Le premier est le risque de distance. La mobilité quotidienne entre Maison Horizon et Pôle Lycée Bassin doit rester raisonnable, à savoir 20 minutes au plus. Pour les déplacements inter-bassins, une distance supérieure à 30 minutes implique le recours à l’internat, plutôt qu’un trajet quotidien épuisant.
Le deuxième est l’appauvrissement de la Maison Horizon. Si celle-ci devient un simple guichet administratif du Pôle Lycée Bassin, l’ancrage local du lycéen disparaît. Le tronc commun lycée dispensé dans la Maison Horizon doit demeurer substantiel.

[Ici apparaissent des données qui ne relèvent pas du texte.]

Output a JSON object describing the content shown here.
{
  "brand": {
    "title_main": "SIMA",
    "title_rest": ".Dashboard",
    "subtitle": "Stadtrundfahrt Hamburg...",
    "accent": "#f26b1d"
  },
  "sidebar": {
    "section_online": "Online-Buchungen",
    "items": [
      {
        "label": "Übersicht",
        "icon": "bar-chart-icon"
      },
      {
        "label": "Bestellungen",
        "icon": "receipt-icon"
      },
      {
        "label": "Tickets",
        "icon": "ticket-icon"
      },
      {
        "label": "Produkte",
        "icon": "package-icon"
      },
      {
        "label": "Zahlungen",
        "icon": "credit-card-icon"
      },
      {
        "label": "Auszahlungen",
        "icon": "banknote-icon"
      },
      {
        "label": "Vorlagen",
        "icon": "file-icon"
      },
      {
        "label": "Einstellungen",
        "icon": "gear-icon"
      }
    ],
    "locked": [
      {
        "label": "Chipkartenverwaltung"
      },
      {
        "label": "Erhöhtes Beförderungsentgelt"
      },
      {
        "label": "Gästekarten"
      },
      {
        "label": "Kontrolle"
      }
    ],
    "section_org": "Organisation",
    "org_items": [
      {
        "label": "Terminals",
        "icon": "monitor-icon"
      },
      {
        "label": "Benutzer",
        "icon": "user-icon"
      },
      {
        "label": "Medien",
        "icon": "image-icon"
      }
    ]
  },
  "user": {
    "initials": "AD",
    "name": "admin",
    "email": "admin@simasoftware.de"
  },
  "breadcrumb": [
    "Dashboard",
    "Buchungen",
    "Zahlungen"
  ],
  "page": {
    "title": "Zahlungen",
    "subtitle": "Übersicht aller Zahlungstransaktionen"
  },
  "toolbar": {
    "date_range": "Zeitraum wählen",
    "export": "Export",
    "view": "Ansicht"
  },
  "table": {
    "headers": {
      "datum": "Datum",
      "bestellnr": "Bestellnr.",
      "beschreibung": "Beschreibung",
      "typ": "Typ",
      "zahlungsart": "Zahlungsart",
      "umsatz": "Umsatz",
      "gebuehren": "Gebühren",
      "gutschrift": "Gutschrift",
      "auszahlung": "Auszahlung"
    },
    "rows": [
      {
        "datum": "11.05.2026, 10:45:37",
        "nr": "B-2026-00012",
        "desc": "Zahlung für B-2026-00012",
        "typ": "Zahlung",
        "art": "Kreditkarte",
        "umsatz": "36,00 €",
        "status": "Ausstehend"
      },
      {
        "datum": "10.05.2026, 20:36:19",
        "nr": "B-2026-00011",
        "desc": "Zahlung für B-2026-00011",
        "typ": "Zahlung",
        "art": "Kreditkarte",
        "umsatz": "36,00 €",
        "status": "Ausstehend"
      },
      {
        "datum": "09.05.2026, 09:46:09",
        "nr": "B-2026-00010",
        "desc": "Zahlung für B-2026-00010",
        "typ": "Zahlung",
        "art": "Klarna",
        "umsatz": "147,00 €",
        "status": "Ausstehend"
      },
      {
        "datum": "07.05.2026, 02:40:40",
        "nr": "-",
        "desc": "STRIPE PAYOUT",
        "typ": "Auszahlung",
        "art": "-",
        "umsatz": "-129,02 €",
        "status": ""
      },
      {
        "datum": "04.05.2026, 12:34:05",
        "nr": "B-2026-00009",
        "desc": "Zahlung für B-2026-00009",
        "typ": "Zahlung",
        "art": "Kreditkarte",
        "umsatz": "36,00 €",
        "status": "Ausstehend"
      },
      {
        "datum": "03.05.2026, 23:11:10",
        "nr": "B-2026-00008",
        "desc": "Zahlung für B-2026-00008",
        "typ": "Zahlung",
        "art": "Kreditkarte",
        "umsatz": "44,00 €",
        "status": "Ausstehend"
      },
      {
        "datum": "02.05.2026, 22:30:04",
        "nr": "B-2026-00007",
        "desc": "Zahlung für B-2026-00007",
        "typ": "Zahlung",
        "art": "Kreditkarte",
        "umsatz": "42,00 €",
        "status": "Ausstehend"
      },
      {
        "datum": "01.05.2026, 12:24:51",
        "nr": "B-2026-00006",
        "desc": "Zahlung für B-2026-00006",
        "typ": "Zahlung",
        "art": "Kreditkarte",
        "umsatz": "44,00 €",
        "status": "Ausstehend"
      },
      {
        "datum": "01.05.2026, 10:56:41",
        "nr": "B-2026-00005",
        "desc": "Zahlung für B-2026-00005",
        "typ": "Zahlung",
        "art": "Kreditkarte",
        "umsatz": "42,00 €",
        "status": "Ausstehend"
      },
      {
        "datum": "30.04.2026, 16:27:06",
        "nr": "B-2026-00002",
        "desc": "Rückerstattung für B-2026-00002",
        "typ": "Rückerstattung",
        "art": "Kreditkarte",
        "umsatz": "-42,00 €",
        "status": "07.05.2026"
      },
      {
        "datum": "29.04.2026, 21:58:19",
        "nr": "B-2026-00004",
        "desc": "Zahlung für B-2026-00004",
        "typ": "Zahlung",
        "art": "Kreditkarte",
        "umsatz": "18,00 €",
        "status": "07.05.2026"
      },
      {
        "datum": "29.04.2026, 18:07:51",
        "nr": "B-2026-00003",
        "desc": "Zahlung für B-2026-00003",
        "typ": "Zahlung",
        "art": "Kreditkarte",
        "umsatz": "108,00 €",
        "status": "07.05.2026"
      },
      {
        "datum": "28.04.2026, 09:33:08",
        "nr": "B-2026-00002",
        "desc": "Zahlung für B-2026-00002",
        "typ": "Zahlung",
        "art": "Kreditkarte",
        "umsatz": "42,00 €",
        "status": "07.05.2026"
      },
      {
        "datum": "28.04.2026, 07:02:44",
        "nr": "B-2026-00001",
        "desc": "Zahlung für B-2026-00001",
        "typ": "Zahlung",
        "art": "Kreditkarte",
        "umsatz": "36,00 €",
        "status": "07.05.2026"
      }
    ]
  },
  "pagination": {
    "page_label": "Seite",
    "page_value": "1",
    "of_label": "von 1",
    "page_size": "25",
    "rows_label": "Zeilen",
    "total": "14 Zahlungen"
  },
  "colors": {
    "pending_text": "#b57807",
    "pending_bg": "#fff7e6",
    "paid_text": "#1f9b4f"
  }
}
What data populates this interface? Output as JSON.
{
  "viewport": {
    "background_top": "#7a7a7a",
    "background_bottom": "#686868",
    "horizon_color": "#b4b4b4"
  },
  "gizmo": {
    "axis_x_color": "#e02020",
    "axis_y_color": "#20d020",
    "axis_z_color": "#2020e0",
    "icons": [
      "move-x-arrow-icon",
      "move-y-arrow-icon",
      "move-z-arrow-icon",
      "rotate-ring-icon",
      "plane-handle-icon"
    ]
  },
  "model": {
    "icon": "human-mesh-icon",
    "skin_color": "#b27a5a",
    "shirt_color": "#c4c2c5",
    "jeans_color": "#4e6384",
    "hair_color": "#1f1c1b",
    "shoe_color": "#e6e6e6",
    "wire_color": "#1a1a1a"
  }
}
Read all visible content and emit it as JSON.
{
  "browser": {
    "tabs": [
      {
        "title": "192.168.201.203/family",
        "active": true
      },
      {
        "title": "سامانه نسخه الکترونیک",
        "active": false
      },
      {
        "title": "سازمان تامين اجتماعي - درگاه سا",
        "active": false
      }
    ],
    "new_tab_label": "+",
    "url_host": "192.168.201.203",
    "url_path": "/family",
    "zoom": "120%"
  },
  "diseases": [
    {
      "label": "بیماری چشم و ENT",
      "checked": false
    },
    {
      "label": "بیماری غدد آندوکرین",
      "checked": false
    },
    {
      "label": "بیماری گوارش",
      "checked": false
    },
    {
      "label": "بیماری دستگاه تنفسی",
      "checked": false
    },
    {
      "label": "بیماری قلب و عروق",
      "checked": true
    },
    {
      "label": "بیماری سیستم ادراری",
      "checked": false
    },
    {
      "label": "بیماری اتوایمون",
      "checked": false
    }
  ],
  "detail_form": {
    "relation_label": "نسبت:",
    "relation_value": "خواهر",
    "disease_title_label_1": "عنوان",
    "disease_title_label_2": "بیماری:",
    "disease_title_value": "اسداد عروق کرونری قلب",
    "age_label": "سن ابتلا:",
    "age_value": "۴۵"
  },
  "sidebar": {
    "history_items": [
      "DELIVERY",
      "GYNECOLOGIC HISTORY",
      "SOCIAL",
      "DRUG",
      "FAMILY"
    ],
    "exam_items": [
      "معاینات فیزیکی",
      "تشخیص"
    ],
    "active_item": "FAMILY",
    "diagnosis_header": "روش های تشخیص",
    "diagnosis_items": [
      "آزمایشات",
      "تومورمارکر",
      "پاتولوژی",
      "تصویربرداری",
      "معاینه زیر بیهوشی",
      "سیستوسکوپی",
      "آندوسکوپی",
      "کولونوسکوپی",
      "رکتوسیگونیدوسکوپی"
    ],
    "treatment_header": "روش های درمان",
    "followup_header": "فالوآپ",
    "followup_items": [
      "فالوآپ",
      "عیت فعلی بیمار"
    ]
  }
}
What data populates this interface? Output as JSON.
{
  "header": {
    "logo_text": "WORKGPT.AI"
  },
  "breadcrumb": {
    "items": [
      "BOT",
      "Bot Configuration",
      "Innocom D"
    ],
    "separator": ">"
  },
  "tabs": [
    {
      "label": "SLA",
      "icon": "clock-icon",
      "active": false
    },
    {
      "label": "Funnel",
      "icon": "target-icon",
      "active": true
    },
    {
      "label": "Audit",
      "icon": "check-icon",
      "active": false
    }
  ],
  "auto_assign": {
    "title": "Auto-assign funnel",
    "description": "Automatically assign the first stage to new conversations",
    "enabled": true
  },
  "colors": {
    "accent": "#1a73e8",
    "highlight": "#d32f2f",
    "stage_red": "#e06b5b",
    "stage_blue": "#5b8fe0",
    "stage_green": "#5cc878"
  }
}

Le troisième est celui d’une hiérarchie implicite. L’association Maison Horizon égale lycée général local et Pôle Lycée Bassin égale voies technologique et professionnelle pourrait recréer une hiérarchie sociale entre voies. Pour la combattre, il faut tenir : des locaux qualitativement équivalents, des services équivalents, des parcours sport et culture équivalents, des indemnités de mobilité identiques pour tous les déplacements vers les Pôles bassin, et une valorisation publique de la voie technologique et de la voie professionnelle.
Le quatrième est le risque de dispersion. La mutualisation inter-bassins ne doit pas faire perdre le rattachement institutionnel à RIVE. Quelle que soit la circulation du jeune entre établissements, sa Maison Horizon de rattachement demeure la maison de son suivi.
Le risque global, en deçà de ces points particuliers, est celui d’une RIVE qui s’arrêterait de fait au collège en sous-investissant le lycée. Ce serait reproduire la fragmentation qu’on combat.